A Data Custodian is an employee of the University who has administrative and/or operational responsibility over Institutional Data. In many cases, there will be multiple Data Custodians. An enterprise application may have teams of Data Custodians, each responsible for varying functions. A Data Custodian is responsible for the following:
Understanding and reporting on how Institutional Data is stored, processed and transmitted by the University and by third-party Agents of the University.
Understanding and documenting how Institutional Data is being stored, processed and transmitted is the first step toward safeguarding that data. Without this knowledge, it is difficult to implement or validate safeguards in an effective manner. One method of performing this assessment is to create a data flow diagram for a subset of data that illustrates the system(s) storing the data, how the data is being processed and how the data traverses the network. Data flow diagrams can also illustrate security controls as they are implemented. Regardless of approach, documentation should exist and be made available to the appropriate Data Steward.
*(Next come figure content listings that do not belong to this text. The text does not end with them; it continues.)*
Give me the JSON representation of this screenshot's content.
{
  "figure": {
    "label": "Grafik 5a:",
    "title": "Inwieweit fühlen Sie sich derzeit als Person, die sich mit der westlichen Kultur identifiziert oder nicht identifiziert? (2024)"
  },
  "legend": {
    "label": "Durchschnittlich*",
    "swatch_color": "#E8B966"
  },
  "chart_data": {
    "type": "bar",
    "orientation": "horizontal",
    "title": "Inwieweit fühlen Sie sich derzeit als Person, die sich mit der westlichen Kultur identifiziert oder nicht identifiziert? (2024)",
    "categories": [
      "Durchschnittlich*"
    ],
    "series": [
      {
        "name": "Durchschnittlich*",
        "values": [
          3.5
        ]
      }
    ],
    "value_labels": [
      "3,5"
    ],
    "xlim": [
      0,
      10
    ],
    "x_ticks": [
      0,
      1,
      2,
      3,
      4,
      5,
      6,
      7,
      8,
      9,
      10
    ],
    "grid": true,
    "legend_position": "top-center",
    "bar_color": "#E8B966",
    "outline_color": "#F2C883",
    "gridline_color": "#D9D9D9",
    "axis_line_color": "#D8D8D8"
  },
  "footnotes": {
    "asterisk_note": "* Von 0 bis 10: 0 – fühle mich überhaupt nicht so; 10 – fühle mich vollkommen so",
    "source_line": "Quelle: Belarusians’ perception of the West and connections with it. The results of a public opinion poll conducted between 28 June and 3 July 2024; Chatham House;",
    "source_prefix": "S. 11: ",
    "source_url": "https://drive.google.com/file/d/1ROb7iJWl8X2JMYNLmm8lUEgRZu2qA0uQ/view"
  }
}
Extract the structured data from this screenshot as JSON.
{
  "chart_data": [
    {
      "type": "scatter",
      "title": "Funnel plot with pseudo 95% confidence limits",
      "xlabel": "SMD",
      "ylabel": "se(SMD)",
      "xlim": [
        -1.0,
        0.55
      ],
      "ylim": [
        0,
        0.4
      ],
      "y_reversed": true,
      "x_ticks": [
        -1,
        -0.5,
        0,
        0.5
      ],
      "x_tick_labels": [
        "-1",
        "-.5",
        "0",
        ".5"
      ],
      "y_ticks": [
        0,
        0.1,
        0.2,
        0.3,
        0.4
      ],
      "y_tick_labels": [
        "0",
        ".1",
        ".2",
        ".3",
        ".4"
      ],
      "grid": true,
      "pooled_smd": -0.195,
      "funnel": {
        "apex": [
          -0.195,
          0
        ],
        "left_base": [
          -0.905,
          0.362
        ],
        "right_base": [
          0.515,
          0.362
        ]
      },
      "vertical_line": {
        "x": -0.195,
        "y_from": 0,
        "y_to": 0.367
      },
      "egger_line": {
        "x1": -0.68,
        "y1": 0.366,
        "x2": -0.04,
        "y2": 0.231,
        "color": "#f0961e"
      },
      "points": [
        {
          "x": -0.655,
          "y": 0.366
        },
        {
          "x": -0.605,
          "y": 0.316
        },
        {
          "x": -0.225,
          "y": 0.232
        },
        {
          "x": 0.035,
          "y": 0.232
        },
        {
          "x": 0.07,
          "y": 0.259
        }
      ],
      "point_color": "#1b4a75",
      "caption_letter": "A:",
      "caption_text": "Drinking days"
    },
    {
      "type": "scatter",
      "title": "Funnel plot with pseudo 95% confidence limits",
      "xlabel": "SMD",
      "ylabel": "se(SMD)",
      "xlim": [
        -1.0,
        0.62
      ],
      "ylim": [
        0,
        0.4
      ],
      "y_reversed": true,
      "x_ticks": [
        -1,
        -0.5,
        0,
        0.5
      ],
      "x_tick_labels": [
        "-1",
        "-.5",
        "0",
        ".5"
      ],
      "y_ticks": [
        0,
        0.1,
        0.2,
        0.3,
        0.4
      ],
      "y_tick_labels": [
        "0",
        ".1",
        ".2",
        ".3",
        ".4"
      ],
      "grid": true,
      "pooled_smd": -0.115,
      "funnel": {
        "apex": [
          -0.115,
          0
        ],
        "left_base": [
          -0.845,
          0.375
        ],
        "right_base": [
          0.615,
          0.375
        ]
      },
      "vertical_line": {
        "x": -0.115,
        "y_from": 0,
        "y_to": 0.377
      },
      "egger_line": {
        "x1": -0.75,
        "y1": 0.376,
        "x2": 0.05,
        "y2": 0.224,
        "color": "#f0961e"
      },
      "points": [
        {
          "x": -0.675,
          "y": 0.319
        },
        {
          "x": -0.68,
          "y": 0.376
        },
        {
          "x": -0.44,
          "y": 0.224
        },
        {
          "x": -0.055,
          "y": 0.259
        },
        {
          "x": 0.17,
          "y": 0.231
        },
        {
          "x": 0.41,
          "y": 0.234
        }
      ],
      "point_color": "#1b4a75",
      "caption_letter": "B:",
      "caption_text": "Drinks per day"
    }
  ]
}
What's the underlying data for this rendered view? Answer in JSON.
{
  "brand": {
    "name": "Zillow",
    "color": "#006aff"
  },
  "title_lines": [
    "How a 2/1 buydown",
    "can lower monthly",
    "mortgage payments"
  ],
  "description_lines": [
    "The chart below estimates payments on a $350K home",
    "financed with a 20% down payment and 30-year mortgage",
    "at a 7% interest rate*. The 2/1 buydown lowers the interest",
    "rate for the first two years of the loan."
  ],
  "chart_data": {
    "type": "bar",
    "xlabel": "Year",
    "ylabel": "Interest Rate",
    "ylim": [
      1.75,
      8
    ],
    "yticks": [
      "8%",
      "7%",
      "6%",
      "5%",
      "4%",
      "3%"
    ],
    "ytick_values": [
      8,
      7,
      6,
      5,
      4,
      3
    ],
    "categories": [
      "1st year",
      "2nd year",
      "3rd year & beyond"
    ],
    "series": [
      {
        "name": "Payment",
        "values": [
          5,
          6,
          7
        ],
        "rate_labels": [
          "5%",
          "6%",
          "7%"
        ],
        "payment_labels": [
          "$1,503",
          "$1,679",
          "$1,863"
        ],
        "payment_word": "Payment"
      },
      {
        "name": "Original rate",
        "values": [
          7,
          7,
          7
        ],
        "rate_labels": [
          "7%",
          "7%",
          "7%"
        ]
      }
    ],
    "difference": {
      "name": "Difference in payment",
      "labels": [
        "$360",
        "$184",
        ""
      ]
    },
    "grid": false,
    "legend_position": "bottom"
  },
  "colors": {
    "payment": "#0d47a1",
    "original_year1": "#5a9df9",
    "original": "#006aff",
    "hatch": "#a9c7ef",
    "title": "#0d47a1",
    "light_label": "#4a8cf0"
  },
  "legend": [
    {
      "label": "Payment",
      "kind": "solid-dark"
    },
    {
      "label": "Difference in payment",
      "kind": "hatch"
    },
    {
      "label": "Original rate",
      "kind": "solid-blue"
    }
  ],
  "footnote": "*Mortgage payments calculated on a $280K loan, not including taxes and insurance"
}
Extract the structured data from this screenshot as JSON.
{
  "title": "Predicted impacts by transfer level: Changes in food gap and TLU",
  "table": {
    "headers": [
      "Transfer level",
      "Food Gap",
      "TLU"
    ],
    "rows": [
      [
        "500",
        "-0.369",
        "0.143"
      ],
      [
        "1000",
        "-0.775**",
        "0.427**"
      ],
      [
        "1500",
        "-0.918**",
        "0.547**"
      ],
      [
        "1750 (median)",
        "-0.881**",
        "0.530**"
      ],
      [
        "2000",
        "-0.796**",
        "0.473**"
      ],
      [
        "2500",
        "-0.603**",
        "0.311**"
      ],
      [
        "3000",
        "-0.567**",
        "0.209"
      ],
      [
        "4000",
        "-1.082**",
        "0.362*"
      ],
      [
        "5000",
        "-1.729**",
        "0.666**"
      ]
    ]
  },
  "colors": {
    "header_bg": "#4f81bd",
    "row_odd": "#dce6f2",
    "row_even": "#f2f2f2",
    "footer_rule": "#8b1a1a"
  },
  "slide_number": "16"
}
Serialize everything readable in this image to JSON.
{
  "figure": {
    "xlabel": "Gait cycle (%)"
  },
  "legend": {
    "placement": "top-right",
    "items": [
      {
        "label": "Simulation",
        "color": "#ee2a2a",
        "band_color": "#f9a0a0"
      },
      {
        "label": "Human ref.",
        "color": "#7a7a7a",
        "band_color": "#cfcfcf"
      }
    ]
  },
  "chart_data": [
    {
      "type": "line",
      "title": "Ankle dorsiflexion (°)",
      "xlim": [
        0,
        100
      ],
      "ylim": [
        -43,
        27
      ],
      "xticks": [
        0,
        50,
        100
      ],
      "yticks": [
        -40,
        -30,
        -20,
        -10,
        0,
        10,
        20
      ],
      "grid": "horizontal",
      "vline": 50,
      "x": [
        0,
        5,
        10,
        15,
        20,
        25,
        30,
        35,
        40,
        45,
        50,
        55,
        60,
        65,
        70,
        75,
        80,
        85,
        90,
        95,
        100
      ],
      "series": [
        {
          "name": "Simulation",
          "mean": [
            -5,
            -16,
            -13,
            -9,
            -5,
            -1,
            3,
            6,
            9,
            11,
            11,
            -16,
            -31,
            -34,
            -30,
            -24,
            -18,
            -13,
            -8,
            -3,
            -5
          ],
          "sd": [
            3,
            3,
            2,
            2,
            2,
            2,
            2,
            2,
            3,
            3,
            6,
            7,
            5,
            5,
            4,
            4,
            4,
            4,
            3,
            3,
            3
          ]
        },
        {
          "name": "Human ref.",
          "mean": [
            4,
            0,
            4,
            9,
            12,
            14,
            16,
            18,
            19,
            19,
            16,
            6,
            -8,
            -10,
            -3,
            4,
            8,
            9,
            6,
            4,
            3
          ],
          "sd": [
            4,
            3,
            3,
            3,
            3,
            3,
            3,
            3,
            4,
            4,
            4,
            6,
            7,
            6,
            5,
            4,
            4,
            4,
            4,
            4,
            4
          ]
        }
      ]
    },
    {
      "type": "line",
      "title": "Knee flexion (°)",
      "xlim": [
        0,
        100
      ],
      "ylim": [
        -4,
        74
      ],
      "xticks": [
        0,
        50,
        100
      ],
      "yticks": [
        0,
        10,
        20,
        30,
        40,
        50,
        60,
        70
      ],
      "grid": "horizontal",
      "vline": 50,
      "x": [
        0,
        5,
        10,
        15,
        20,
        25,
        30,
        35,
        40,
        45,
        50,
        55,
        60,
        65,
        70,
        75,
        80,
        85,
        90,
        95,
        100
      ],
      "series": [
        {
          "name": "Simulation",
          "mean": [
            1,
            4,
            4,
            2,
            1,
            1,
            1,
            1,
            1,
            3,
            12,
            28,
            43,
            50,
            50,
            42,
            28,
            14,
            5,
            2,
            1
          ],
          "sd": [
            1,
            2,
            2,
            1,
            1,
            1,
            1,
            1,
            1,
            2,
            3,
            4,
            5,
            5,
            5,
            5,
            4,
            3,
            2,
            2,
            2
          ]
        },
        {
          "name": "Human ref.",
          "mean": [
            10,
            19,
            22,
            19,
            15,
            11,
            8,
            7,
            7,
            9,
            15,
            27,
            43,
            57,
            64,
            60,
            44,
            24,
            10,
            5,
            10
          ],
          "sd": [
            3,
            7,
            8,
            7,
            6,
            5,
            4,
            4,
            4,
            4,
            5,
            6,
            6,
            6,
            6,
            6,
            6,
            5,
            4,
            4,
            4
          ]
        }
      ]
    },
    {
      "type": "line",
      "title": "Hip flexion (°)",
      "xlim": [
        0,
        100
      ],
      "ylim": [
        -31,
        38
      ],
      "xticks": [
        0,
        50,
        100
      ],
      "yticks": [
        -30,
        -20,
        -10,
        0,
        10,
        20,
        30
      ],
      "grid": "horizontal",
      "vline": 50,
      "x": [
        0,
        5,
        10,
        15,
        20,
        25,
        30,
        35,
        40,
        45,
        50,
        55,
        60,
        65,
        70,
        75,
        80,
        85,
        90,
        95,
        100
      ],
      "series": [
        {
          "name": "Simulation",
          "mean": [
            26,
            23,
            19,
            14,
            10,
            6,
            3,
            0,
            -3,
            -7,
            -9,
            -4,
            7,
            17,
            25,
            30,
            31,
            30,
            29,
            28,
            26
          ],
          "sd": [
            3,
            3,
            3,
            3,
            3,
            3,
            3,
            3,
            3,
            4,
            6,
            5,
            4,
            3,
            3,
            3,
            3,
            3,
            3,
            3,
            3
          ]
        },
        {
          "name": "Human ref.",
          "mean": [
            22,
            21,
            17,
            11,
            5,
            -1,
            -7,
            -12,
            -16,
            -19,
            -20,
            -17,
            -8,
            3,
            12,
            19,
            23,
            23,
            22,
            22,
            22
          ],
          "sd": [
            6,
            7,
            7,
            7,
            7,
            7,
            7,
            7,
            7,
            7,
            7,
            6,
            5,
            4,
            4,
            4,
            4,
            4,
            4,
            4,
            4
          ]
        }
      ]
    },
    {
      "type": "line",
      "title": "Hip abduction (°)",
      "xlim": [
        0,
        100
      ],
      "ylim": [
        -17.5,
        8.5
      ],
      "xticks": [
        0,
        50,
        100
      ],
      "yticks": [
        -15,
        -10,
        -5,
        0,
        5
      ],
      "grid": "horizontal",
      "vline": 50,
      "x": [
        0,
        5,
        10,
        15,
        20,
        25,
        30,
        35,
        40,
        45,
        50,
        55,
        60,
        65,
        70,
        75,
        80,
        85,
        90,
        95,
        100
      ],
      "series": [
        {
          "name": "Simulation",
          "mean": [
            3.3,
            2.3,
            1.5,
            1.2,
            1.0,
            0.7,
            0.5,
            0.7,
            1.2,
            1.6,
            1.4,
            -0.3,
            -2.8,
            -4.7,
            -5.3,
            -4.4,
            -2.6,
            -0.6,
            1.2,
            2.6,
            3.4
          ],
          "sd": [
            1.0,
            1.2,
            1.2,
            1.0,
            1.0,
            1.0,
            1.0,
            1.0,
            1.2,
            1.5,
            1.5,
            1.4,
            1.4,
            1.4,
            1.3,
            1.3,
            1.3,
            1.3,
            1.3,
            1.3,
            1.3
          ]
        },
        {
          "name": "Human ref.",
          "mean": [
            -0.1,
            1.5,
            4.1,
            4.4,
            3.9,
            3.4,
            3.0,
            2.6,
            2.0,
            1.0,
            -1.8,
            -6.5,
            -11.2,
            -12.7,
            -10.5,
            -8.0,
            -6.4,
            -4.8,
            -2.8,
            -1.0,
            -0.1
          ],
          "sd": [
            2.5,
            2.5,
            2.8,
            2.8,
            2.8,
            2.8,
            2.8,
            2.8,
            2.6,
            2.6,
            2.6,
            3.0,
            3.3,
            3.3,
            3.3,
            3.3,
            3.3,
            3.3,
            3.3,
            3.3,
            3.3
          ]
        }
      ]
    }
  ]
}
Implementing appropriate physical and technical safeguards to protect the confidentiality, integrity and availability of Institutional Data.
The Information Security Office has published guidance on implementing reasonable and appropriate security controls for three classifications of data: public, private and restricted. See the Guidelines for Data Classification and the Guidelines for Data Protection for more information. Contractual obligations, regulatory requirements and industry standards also play in important role in implementing appropriate safeguards. Data Custodians should work with Data Stewards to gain a better understanding of these requirements. Data Custodians should also document what security controls have been implemented and where gaps exist in current controls. This documentation should be made available to the appropriate Data Steward.
Documenting and disseminating administrative and operational procedures to ensure consistent storage, processing and transmission of Institutional Data.
Documenting administrative and operational procedures goes hand in hand with understanding how data is stored, processed and transmitted. Data Custodians should document as many repeatable processes as possible. This will help ensure that Institutional Data is handled in a consistent manner. This will also help ensure that safeguards are being effectively leveraged.
Provisioning and deprovisioning access to Institutional Data as authorized by the Data Steward.
Data Custodians are responsible for provisioning and deprovisioning access based on criteria established by the appropriate Data Steward. As specified above, standard procedures for provisioning and deprovisioning access should be documented and made available to the appropriate Data Steward.
Understanding and reporting on security risks and how they impact the confidentiality, integrity and availability of Institutional Data.
Data Custodians should have a thorough understanding of security risks impacting their Institutional Data. For example, storing or transmitting sensitive data in an unencrypted form is a security risk. Protecting access to data using a weak password and/or not patching a vulnerability in a system or application are both examples of security risks. Security risks should be documented and reviewed with the appropriate Data Steward so that he or she can determine whether greater resources need to be devoted to mitigating these risks. This Information Security Office can assist Data Custodians with gaining a better understanding of their security risks.